Staats proposes that radical behaviorism is insufficient, because in his view psychology needs to unify traditional knowledge of human behavior with behaviorism. He has called that behaviorizing psychology in a way that enables psychological behaviorism to deal with topics not usually dealt with in behaviorism, such as personality. According to this theory, personality consists of three huge and complex behavioral repertoires:
- sensory-motor repertoire, including basic sensory-motor abilities, as well as attentional and social skills;
- language-cognitive repertoire, including receptive language, expressive language, and receptive-expressive language;
- emotional-motivational repertoire, including positive and negative patterns of emotional reaction directing the whole behavior of the person.

The infant begins life without the basic behavioral repertoires. They are acquired through complex learning, and as this occurs, the child becomes able to respond appropriately to various situations.

Whereas at the beginning learning involves only basic conditioning, as repertories are acquired the child's learning improves, being aided by the repertoires that are already functional. The way a person experiences the world depends on his/her repertoires. The individual's environment to the present results in learning a basic behavioral repertoire (BBR). The individual's behavior is function of the life situation and the individual's BBR. The BBRs are both a dependent and an independent variable, as they result from learning and cause behavior, constituting the individual's personality. According to this theory, biological conditions of learning are essential. Biology provides the mechanisms for learning and performance of behavior. For example, a severely brain-damaged child will not learn BBRs in a normal manner.

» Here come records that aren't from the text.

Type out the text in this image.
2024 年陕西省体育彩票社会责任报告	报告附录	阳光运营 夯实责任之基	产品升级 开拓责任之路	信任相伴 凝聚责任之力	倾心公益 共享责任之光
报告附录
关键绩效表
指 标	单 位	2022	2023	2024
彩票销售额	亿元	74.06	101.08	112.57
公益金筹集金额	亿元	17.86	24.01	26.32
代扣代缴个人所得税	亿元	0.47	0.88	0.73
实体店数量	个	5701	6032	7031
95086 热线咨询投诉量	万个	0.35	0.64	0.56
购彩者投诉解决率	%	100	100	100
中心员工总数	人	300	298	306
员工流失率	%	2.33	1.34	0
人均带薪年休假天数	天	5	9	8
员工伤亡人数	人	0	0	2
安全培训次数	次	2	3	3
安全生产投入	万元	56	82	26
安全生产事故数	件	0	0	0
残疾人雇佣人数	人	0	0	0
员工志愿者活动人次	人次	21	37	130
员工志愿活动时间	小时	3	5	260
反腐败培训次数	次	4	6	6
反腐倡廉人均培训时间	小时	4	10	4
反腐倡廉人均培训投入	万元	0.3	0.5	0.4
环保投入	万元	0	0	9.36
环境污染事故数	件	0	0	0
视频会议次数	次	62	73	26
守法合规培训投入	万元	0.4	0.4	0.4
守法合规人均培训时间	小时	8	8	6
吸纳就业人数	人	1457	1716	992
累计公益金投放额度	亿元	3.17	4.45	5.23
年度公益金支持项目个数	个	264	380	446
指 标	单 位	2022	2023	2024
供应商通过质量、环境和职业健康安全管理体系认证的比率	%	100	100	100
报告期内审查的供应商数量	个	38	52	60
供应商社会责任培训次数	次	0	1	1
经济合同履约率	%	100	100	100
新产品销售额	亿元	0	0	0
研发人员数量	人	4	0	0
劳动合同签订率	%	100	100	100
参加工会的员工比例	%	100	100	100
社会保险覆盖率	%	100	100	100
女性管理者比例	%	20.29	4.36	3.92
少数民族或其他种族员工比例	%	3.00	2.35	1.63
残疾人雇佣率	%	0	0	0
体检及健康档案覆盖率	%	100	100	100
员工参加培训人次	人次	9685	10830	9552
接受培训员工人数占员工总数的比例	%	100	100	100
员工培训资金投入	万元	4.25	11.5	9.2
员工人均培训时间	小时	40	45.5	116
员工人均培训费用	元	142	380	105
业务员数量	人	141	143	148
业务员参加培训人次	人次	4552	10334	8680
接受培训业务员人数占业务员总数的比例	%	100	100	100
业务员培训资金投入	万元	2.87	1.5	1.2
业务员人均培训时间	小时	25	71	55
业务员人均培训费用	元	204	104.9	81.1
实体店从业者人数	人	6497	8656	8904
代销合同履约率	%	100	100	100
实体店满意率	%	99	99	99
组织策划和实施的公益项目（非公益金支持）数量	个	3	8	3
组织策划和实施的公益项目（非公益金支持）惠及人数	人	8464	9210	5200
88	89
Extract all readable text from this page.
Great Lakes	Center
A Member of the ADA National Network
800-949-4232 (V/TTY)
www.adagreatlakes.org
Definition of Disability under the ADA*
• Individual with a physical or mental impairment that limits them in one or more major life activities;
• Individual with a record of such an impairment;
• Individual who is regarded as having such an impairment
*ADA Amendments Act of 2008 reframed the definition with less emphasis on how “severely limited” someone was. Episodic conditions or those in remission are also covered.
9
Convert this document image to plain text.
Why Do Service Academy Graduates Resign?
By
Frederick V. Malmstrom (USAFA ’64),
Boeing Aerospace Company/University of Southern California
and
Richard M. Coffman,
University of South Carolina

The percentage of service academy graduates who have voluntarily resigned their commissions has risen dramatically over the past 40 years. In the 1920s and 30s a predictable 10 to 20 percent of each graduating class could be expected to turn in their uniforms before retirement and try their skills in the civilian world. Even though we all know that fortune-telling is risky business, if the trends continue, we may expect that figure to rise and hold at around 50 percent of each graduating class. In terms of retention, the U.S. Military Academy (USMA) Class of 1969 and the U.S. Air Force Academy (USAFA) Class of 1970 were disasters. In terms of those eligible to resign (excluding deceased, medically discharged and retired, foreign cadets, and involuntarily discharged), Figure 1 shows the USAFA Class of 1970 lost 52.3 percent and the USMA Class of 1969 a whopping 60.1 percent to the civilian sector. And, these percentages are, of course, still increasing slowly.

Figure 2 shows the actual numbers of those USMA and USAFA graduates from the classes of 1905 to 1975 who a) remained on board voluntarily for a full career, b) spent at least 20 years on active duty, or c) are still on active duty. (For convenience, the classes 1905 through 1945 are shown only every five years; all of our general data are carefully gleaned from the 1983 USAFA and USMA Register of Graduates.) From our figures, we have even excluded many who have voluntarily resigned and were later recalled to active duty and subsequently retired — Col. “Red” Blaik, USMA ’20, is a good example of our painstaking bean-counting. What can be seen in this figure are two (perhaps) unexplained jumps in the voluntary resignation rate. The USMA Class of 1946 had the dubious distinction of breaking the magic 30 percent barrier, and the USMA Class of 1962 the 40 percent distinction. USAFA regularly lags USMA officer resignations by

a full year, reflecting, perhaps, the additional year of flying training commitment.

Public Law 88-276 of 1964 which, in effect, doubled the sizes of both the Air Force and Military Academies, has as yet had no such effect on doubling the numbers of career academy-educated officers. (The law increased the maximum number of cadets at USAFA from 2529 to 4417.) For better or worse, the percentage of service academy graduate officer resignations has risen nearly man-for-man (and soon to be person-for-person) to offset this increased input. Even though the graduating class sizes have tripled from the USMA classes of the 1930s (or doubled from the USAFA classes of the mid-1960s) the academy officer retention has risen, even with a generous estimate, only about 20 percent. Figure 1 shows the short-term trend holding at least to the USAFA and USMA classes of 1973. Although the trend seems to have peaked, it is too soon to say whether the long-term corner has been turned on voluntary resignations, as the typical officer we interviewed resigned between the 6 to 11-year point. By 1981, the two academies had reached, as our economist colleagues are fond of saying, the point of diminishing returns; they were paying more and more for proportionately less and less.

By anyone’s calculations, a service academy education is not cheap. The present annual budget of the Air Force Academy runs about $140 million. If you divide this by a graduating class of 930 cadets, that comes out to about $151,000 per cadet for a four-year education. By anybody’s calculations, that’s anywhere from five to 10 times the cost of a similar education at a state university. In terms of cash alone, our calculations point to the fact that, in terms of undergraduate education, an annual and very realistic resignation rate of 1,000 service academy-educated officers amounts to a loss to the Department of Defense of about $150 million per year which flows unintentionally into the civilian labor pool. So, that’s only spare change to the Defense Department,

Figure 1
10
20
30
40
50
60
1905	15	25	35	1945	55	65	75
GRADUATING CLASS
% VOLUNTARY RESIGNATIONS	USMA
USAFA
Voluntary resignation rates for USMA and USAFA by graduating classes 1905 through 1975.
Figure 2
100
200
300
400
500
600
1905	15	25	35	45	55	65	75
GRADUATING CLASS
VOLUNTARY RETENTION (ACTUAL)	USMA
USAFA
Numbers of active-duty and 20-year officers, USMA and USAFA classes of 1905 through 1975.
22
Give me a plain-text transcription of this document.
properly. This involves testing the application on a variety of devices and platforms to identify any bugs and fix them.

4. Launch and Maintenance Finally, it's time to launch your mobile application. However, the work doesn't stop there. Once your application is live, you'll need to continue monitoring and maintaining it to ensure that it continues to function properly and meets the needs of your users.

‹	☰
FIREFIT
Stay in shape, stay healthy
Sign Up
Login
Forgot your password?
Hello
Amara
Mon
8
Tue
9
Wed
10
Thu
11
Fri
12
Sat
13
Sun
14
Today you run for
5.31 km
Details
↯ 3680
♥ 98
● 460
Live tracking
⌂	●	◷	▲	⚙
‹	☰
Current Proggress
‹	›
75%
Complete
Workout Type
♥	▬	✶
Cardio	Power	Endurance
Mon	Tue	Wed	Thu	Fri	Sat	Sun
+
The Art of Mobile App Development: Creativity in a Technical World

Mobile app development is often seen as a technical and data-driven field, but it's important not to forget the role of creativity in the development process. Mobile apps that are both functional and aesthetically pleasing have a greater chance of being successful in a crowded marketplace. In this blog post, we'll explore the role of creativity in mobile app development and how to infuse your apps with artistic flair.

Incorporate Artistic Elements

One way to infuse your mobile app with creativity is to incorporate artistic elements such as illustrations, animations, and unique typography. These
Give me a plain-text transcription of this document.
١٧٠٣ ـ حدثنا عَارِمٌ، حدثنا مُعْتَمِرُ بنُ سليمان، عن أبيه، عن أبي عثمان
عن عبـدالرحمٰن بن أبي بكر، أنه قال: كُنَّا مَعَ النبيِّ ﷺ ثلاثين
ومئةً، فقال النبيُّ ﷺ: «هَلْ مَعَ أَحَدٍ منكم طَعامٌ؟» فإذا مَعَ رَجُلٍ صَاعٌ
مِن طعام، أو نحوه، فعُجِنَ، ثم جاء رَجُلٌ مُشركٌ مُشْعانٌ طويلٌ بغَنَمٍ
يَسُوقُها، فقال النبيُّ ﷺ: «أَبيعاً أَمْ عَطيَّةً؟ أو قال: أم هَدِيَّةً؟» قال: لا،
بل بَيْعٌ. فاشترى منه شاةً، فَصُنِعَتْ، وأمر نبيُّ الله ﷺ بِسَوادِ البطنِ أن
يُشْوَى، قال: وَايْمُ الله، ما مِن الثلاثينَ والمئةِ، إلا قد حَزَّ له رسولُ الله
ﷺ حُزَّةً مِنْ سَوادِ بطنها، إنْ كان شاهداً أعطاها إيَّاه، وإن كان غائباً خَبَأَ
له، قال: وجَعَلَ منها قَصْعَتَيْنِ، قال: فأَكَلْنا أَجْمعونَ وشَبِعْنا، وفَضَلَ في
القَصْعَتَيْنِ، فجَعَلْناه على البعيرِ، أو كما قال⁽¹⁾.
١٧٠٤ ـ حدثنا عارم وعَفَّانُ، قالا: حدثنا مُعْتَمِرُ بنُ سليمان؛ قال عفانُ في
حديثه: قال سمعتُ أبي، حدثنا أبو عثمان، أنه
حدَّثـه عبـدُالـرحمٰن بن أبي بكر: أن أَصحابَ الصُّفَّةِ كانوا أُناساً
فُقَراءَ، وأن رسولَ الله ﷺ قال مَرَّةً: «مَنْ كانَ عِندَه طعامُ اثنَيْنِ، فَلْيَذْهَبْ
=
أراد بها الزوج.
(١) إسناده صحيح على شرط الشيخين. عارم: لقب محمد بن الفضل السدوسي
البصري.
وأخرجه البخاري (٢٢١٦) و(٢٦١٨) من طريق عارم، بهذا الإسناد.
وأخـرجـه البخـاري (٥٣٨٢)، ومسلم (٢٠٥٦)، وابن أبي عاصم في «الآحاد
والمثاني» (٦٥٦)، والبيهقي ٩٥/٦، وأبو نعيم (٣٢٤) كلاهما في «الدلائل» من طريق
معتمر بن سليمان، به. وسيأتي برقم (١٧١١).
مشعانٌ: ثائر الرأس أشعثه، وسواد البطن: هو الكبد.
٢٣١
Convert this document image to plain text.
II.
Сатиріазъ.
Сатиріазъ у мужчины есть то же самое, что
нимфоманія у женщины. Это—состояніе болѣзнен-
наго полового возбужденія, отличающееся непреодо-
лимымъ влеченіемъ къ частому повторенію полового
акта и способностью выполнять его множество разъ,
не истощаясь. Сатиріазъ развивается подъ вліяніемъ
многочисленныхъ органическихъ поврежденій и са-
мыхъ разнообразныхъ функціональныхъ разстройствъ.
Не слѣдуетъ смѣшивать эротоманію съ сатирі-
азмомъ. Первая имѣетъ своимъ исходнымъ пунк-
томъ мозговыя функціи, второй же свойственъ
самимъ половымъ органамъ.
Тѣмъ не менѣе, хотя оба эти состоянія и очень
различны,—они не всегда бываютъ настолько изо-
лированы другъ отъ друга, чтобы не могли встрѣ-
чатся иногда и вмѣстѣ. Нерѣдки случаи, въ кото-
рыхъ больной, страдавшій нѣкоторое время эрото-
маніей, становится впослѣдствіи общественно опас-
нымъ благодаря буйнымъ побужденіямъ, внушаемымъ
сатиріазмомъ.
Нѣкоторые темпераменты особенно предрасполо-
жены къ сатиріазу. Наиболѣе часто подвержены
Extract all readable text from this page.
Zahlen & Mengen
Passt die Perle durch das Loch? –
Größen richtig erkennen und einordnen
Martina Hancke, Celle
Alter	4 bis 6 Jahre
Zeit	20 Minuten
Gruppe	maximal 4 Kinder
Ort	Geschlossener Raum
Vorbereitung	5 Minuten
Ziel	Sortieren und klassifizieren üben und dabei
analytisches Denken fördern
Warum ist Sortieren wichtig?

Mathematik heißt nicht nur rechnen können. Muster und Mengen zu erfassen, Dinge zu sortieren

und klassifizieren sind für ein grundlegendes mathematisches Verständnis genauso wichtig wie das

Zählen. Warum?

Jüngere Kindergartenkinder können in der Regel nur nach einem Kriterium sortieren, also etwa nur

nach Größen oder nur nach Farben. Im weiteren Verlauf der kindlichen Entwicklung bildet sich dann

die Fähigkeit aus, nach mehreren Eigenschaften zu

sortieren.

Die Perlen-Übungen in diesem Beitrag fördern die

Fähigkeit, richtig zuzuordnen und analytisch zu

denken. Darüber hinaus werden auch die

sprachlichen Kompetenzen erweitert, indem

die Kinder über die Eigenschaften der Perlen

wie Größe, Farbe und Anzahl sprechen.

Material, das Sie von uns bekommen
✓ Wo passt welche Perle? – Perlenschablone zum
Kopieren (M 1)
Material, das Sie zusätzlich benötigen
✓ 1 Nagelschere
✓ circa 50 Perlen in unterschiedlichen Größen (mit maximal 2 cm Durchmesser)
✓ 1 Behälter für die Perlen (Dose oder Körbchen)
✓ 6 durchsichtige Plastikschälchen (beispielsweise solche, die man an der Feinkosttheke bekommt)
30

According to Staats, the biological organism is the mechanism by which the environment produces learning that results in basic behavioral repertoires which constitute personality. In turn, these repertoires, once acquired, are modifying the brain's biology, through the creation of new neural connections. Organic conditions affect behavior through affecting learning, basic repertoires, and sensory processes. The effect of environment on behavior can be proximal, here-and-now, or distal, through memory and personality. Thus, biology provides the mechanism, learning and environment provide the content of behavior and personality. Creative behavior is explained by novel combinations of behaviors elicited by new, complex environmental situations. The self is the individual's perception of his/her behavior, situation, and organism. Personality, situation, and the interaction between them are the three main forces explaining behavior. The world acts upon the person, but the person also acts both on the world, and on him/herself.

===Methods===
The methodology of psychological behavioral theory contains techniques of assessment and therapy specially designed for the three behavioral repertoires:
- classical sensorimotor techniques;
- language-cognitive techniques (verbal association, verbal imitation, and verbal-writing);
- emotional-motivational techniques (the time-out technique).

==Paradigm==

===Psychology and behaviorism===

Watson named the approach behaviorism as a form of revolution against the then prevalent use of introspection to study the mind. Introspection was subjective and variable, not a source of objective evidence, and the mind consisted of an inferred entity that could never be observed. He insisted psychology had to be based on objective observation of behavior and the objective observation of the environmental events that cause behavior. Skinner's radical behaviorism also has not established a systematic relationship to traditional psychology knowledge.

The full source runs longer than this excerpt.